SPRINT: Robust Model Attribution of Generated Images via Secret Pixel Reconstruction
arXiv:2508.05691v3 Announce Type: replace-cross
Abstract: Detecting the source model of AI-generated images is a growing accountability problem. AI fingerprinting techniques address this by detecting imperceptible patterns in the images that are unique to each model, achieving high detection accuracy under ideal conditions. However, recent research has shown that image fingerprints are extremely brittle to adaptive attacks, where knowledge of the technique can be exploited to perturb the fingerprints and evade detection. We present SPRINT (Secret Pixel Reconstruction fingerprinting), a novel model attribution method specifically designed to provide robustness to adaptive attacks.

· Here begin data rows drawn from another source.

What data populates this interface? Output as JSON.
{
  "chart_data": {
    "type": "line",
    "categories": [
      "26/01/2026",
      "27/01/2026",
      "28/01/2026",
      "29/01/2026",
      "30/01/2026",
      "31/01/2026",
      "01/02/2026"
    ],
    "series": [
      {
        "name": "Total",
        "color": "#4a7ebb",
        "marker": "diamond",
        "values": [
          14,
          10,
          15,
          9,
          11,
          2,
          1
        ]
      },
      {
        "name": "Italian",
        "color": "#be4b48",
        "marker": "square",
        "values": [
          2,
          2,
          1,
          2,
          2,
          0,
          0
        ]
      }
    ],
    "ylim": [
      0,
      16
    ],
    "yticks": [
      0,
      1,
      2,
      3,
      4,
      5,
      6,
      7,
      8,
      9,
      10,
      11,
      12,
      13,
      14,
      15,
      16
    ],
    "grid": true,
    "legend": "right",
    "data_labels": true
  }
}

As opposed to existing fingerprinting, which focuses on publicly discoverable patterns in the image, SPRINT relies on a secret to define hidden reconstruction targets, thus keeping the verification task itself private. As a result, the attacker can no longer see the task that the verifier solves at verification time, protecting the information exploited by the attacks. Our results show that SPRINT achieves high closed-world accuracy while remaining robust to adaptive attacks: on the FFHQ dataset, SPRINT reaches 99.17% clean accuracy on a diverse 12-model pool and 98.83% on a harder pool of 6 close checkpoints of the same model architecture, while reducing adaptive removal and forgery attack success rates to 1% or below. When the same pool of close model checkpoints is considered an open world, SPRINT maintains high accuracy with an AUROC of 99.30%. These findings show that the approach of privatizing the verification task can make adaptive evasion substantially harder while maintaining performance in the clean setting.